In news that should be hilarious, but instead drips of hypocrisy and general bemusement about the laughing stock our markets have become, Tik Tok investors are now literally taking their stock picking cues from Nancy Pelosi.
By now, everyone knows that Nancy Pelosi and her husband have made some "conveniently" timed purchases of stocks like Microsoft, Nvidia and Tesla. At the least, the Pelosi family are far more active traders than the average U.S. household. At worst, it appears the family could be using the Speaker's access to non-public information to benefit personally.
Regardless of what the objective truth is, traders have seen enough to leave them convinced that Pelosi "has an in" when it comes to investing and, in turn, have dedicated their stock picking "due diligence" to examining what stocks the Pelosi household is buying at the time.
"Shouts out to Nancy Pelosi, the stock market's biggest whale," one user on Tik Tok said, according to a report by NPR.
"I've come to the conclusion that Nancy Pelosi is a psychic," another said.
Chris Josephs, co-founder of a company called Iris, which shows other people's stock trades, said of Pelosi's trading record: "She knew. And you would have known if you had followed her portfolio."
Josephs has been using the Stock Act, which mandates that lawmakers disclose stock trades and those of their spouses within 45 days, to send out push notifications to his platform every time Pelosi's disclosures are updated.
"I'm at the point where if you can't beat them, join them. I typically do buy... the next one she does, I'm going to buy," Josephs told NPR.
"We don't want this to ... be a left vs. right thing. We don't really care. We just want to make money," he continued.
Tim Carambat, who put together two public databases of financial transactions from lawmakers, said there's been large demand for his work. He told NPR: "I knocked out a very, very simple version of the project in like a couple of hours. And I posted it actually to Reddit, where it gained some significant traction and people showed a lot of interest in it."
"Investors perceive that senators may have insider information. And we see abnormal positive returns when there's a disclosure by a senator," added Dinesh Hasija, an assistant professor of strategic management at Augusta University.

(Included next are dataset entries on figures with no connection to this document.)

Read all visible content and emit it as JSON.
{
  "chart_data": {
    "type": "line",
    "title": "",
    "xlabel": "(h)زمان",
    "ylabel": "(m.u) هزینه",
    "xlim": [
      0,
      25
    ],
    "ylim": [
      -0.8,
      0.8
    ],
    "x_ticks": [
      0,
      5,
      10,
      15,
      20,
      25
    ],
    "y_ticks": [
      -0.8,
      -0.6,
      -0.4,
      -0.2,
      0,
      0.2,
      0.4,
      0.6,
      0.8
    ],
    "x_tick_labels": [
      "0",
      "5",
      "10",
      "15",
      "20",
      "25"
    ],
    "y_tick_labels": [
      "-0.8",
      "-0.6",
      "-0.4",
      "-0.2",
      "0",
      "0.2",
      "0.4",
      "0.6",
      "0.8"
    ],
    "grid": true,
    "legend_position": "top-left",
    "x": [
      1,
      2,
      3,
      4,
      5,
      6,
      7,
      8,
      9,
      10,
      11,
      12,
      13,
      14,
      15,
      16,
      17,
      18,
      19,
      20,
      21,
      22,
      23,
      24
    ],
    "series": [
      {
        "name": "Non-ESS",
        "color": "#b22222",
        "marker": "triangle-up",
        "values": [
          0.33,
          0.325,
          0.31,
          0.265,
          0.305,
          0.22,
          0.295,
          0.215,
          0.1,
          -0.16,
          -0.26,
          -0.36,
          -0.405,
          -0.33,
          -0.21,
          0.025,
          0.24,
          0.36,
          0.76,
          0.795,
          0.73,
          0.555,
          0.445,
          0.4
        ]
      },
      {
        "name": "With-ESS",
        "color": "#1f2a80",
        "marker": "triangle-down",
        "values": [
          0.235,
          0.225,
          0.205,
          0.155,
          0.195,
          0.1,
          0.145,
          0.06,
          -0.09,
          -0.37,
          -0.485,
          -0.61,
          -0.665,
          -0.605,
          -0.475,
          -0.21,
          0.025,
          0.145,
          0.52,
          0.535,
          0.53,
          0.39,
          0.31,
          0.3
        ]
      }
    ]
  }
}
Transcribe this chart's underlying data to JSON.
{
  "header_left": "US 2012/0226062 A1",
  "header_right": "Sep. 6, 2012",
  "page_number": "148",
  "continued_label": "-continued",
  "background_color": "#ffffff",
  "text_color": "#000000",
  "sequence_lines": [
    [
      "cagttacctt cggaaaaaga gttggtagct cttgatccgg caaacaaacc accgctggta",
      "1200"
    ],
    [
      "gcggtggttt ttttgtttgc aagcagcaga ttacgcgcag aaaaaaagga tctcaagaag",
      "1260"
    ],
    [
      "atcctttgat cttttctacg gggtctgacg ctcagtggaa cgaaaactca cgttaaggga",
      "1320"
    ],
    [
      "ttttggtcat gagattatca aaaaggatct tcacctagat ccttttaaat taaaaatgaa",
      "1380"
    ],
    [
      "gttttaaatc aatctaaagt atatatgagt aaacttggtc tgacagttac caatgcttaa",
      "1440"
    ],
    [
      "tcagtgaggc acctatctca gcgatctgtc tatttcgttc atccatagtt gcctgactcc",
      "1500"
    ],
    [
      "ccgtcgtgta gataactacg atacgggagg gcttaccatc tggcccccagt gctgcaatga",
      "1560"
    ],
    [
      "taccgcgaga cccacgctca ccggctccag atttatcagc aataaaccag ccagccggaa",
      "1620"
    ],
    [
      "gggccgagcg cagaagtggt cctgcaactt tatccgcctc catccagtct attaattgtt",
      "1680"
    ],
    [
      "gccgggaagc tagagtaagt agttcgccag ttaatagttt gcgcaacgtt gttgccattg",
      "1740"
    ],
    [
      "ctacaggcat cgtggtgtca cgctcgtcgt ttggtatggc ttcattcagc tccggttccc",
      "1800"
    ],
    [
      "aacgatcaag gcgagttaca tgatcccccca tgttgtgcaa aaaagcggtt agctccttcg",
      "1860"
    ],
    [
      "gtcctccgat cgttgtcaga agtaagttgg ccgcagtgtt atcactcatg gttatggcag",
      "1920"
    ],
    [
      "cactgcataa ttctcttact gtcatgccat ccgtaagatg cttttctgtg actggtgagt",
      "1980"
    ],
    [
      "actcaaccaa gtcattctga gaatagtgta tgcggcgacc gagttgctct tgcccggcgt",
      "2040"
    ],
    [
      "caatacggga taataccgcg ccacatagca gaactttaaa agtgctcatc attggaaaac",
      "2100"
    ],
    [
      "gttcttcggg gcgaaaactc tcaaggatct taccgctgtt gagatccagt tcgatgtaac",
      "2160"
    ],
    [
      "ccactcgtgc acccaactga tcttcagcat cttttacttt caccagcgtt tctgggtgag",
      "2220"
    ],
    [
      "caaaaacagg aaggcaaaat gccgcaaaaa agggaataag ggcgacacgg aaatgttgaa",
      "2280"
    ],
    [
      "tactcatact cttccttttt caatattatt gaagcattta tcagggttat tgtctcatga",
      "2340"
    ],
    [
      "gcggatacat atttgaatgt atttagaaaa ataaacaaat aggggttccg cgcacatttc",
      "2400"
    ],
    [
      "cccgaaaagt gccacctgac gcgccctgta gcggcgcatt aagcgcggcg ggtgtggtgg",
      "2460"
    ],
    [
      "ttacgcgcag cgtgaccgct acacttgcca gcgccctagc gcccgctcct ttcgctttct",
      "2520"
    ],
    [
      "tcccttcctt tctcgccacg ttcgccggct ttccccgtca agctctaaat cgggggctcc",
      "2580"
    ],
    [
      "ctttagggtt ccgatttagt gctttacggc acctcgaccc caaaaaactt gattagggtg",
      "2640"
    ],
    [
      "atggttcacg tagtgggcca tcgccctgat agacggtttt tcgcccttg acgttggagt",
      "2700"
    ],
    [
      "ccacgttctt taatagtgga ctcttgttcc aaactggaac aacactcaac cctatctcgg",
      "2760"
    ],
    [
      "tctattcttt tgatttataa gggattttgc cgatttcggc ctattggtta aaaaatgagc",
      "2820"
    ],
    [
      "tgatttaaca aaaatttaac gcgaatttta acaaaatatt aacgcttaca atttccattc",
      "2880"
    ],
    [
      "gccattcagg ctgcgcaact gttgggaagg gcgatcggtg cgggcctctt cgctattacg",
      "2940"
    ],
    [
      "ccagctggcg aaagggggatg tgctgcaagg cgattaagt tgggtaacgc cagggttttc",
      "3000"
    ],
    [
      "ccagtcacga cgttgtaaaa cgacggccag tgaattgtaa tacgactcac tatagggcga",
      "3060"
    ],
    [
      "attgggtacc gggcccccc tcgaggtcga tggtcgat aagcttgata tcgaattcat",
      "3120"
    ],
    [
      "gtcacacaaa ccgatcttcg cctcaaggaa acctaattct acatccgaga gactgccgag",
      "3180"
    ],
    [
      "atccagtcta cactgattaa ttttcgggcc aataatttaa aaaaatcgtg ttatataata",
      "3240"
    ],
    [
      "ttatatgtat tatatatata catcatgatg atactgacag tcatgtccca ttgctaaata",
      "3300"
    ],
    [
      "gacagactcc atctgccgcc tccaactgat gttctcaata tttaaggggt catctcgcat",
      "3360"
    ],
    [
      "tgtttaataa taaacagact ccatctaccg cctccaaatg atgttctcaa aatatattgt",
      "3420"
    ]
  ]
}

We think Kedric Payne, senior director of ethics at the Campaign Legal Center put it best, however: "If the situation is that the public has lost so much trust in government that they think ... the stock trades of members are based on corruption, and that [following that] corruption could benefit [them]. ... We have a significant problem."
"The Speaker has no prior knowledge or subsequent involvement in any transactions," Pelosi's spokesperson said of her husband's trading.